A Birao, sur le marché et dans les rues de sable, on parle arabe autant que sango et français, les langues nationale et officielle centrafricaines. L’accès à Nyala, la grande ville soudanaise située à 300 km, est bien plus simple que la route dangereuse vers Bangui, longue de 1.000 km, où les combats font rage par endroits et où la soldatesque impose partout sa loi.

« Je me sens plus chez moi à Nyala qu’à Bangui. Au Soudan, je peux sortir en ville sans problème. A Bangui on doit rester au PK5 », l’enclave musulmane de la capitale, poursuit le commerçant Moussa.

C’est dans cette poudrière sociale de Birao qu’est né le Front populaire pour la renaissance de la Centrafrique (FPRC), groupe armé mené par Nourredine Adam. Sur ce terreau de chômage et de frustration, le chef de guerre a recruté à tour de bras, cofondé avec d’autres groupes armés la Séléka en 2012, et lancé sa marche vers Bangui, pour faire entendre ses revendications et renverser le président François Bozizé en 2013.

La prise du pouvoir par la coalition rebelle, marquée par d’innombrables exactions et pillages, a entraîné une profonde crise sécuritaire et humanitaire en Centrafrique.

« Si on avait été traité d’égal à égal avec les autres préfectures du pays, les habitants de la Vakaga n’auraient jamais pris les armes », veut aujourd’hui penser un conseiller municipal.

– ‘Bangui se joue de nous!’ –

Bon gré mal gré, le FPRC a pignon sur rue dans Birao. En vertu d’un accord avec la force de l’ONU, la Minusca, en RCA depuis 2014, ses hommes n’arborent pas d’armes en ville, mais le groupe – ainsi que ses revendications populistes – bénéficie du large soutien de la population locale.

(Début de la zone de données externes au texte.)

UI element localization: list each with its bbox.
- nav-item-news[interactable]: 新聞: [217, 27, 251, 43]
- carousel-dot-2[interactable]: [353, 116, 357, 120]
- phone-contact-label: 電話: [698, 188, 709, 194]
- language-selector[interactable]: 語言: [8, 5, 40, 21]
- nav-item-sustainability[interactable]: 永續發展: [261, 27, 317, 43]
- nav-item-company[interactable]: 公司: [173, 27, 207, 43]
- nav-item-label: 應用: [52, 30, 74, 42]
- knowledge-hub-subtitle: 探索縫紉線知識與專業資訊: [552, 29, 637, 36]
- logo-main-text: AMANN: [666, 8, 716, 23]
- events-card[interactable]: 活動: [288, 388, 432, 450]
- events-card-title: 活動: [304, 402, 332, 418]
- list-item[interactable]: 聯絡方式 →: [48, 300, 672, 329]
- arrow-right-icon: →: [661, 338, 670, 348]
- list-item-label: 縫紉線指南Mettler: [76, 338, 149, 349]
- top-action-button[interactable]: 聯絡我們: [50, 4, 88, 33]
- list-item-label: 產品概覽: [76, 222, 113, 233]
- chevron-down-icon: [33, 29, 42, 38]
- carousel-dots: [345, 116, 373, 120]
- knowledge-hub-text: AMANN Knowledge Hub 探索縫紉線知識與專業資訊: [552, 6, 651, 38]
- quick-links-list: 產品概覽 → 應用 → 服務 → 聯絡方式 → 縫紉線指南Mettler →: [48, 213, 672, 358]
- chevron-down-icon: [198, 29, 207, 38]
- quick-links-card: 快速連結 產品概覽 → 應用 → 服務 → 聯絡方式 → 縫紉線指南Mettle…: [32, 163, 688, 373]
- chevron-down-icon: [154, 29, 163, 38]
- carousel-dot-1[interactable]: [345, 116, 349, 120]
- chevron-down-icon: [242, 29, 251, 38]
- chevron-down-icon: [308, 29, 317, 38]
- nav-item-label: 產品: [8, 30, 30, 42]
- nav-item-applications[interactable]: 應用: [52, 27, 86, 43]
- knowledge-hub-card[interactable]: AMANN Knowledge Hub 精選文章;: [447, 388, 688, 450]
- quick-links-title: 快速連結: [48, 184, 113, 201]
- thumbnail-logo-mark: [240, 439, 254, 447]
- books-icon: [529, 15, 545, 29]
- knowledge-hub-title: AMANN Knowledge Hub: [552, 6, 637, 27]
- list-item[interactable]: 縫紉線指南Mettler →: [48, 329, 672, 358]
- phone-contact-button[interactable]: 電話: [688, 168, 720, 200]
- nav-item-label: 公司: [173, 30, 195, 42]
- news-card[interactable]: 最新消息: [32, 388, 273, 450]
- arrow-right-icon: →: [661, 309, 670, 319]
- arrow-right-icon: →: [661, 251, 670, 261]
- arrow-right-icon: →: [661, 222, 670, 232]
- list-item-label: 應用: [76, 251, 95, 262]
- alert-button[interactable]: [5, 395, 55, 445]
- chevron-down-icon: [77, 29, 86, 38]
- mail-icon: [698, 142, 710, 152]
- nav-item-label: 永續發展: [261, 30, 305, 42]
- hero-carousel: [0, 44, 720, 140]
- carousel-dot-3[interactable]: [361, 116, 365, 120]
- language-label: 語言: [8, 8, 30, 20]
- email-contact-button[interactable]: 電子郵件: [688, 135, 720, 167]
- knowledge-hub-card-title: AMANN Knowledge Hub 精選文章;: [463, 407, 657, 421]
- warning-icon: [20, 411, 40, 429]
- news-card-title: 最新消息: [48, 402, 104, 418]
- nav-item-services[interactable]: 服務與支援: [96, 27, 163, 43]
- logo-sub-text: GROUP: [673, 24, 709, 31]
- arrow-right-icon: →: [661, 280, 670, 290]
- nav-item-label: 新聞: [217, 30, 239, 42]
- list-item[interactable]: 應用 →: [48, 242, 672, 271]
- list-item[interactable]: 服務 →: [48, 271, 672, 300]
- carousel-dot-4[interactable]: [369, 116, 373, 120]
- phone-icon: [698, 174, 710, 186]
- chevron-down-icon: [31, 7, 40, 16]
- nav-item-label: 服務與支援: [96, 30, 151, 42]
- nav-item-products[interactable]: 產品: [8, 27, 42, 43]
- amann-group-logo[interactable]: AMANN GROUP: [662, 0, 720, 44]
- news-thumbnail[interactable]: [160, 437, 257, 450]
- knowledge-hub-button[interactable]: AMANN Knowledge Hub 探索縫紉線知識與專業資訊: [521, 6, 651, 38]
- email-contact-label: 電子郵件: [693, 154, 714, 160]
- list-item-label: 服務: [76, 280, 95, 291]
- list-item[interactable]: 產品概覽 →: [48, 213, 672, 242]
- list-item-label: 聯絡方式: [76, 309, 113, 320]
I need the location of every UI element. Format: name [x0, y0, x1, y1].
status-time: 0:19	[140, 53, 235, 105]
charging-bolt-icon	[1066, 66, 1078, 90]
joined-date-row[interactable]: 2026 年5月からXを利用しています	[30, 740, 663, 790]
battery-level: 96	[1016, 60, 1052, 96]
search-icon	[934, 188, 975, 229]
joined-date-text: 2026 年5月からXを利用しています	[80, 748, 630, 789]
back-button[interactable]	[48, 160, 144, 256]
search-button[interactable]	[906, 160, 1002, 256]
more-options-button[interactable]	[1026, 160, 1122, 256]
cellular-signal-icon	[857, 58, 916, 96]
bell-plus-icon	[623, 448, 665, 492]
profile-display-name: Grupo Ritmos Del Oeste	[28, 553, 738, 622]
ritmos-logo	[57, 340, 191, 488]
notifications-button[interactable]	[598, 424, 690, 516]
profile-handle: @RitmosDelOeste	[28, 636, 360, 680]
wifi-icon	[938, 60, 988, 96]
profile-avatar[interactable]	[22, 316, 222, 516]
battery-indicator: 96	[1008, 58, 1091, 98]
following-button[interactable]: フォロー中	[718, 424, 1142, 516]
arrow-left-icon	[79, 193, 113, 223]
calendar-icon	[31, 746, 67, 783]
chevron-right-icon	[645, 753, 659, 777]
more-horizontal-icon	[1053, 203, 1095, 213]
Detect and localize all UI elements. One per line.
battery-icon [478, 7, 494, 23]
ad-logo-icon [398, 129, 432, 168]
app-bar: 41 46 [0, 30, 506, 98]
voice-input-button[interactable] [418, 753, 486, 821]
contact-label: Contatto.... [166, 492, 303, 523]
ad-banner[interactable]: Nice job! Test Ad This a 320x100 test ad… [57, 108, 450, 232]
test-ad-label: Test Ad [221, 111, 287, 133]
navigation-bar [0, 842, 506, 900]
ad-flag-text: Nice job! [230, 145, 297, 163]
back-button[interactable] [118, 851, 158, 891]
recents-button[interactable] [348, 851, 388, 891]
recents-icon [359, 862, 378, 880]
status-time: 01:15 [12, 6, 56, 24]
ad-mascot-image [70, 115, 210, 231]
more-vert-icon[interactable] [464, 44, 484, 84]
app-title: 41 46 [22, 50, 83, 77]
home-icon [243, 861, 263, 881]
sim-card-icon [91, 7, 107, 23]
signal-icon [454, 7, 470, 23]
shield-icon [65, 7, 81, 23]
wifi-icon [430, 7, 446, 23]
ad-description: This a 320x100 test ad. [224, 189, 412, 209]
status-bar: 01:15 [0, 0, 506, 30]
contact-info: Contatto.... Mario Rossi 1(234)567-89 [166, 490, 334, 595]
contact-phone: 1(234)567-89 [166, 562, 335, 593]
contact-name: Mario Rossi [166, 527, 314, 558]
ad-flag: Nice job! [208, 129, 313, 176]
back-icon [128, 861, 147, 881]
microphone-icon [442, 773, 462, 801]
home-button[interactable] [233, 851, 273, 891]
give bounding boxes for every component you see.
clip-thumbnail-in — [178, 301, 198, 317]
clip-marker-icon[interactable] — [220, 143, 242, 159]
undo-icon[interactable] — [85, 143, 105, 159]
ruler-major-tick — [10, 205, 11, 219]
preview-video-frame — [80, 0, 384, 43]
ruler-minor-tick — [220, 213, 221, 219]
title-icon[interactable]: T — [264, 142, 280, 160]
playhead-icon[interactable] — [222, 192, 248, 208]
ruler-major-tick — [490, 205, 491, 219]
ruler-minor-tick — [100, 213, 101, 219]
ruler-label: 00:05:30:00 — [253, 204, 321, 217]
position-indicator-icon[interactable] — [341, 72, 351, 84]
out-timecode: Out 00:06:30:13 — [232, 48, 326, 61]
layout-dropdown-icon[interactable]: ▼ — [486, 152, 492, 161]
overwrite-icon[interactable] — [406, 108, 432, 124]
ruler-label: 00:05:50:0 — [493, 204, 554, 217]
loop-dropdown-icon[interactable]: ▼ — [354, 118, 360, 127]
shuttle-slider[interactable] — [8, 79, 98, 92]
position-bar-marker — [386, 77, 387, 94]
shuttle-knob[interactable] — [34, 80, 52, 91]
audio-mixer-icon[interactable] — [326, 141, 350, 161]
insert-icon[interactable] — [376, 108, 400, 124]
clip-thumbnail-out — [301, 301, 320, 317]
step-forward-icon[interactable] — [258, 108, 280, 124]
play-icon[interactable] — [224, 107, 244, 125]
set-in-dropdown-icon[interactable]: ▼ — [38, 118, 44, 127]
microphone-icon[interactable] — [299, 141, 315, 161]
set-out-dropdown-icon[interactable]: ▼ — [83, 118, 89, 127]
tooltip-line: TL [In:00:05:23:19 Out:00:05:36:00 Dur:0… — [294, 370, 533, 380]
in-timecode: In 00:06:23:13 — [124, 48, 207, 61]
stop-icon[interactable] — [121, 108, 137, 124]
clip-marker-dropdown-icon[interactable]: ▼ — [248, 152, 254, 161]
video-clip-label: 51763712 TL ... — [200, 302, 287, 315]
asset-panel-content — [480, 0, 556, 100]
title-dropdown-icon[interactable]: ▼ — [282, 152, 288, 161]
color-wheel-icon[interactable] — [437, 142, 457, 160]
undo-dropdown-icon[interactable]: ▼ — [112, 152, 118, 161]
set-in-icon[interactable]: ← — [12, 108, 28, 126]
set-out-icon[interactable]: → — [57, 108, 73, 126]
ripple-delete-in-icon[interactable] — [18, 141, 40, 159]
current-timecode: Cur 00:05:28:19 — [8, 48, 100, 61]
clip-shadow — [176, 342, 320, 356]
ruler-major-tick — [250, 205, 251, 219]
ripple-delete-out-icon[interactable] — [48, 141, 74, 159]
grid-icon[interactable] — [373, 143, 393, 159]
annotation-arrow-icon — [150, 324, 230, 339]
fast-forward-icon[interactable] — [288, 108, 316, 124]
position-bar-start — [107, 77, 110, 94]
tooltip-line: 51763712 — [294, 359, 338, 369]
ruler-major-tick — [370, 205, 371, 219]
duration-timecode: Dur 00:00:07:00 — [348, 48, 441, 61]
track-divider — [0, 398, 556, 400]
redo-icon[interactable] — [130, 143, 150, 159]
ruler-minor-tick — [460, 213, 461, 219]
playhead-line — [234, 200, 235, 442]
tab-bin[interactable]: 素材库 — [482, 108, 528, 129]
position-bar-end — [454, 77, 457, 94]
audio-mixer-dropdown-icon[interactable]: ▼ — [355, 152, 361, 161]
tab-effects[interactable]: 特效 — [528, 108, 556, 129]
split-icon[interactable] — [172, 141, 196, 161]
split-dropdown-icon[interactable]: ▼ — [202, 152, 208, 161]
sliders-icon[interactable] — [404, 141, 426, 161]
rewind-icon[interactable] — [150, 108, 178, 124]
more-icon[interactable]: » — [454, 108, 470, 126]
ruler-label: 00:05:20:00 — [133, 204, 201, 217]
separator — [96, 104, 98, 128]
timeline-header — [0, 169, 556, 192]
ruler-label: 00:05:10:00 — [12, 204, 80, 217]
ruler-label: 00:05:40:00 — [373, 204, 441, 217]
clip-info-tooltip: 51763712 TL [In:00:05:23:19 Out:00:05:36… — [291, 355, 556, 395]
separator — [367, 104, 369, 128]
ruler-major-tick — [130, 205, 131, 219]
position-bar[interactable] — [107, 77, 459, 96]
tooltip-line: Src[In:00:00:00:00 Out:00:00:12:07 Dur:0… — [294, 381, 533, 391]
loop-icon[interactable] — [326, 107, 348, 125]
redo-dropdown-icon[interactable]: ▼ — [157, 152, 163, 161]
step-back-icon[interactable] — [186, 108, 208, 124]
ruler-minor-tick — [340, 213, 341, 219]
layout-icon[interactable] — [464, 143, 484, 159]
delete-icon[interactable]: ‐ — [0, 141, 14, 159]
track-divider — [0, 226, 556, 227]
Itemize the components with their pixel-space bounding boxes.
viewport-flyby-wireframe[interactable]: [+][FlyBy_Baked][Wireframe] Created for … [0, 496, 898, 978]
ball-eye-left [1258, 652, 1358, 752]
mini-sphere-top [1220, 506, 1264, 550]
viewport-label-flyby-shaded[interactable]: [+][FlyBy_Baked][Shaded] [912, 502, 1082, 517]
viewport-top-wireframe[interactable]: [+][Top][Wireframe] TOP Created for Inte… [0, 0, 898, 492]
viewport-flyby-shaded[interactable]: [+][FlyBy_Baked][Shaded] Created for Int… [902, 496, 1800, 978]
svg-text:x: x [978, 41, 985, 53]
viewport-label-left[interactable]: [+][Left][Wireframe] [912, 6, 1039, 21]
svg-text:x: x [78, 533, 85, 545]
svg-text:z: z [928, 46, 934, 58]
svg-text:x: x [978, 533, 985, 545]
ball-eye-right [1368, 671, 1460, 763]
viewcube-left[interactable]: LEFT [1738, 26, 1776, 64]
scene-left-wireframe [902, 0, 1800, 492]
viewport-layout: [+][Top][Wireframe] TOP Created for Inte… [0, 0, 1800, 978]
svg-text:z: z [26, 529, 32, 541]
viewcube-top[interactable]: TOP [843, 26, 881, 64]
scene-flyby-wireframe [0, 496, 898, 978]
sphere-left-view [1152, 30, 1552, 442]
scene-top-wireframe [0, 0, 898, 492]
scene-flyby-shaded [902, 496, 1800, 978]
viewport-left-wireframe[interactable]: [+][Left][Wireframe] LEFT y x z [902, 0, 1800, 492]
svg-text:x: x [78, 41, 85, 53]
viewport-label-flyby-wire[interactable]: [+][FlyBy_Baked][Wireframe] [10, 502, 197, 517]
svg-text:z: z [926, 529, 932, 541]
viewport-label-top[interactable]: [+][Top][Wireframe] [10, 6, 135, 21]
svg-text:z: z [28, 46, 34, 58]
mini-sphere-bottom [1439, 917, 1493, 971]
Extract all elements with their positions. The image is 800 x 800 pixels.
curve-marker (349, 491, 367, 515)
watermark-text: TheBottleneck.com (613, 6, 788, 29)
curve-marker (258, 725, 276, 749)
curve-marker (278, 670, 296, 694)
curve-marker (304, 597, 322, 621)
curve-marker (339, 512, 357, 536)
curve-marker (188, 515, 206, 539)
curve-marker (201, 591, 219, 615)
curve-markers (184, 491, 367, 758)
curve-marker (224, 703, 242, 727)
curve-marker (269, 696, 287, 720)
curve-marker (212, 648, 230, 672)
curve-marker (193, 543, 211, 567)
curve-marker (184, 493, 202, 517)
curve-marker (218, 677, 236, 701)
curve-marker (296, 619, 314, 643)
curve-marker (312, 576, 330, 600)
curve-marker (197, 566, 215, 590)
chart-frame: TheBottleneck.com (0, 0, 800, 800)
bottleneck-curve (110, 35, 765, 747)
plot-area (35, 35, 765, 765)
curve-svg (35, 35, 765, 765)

« C’est grâce au FPRC que nous sommes sécurisés. Depuis qu’ils sont là, il n’y a plus ni braconniers ni bandits qui viennent chez nous tuer nos habitants », assure le sultan de la Vakaga, Ahamat Moustapha Am-Gabo. Des braconniers qui au fil des ans ont massacré les grands animaux – en particulier les éléphants – des parcs de la région, laissant la brousse vide d’une faune autrefois abondante.

A d’autres médias, il y a dix ans, le père d’Ahamat, lui aussi sultan, tenait le même discours. Si le nom du groupe armé a changé, les peurs et le sentiment d’abandon sont restés les mêmes.

Tous les habitants rencontrés adhèrent aux positions anti-Bangui et promusulmanes du groupe armé. La ville, ancien haut-lieu d’un sultanat musulman prospère et esclavagiste, n’a vu depuis 1960 que désespoir et pauvreté, selon ses habitants.

Pis, l’armée nationale y a commis des exactions qui reste gravées dans les mémoires, en 2006 notamment. Alors, quand le pouvoir central a voulu réinstaller un préfet en septembre, ancien militaire autrefois déployé dans la Vakaga, les habitants et le FPRC ont refusé net.

« Bangui se joue de nous, ce n’est pas possible! », lâche Moustapha Fadoul, la trentaine, au chômage. Lui ne voit pas de solution à « cette situation caduque ». Seule raison de sourire selon lui: deux ONG, une américaine et une française, qui interviennent dans l’éducation et la santé.

« Elles sont indispensables », dit-il, en ajoutant : « C’est dommage que la Vakaga ne puisse pas s’occuper de ça elle même ».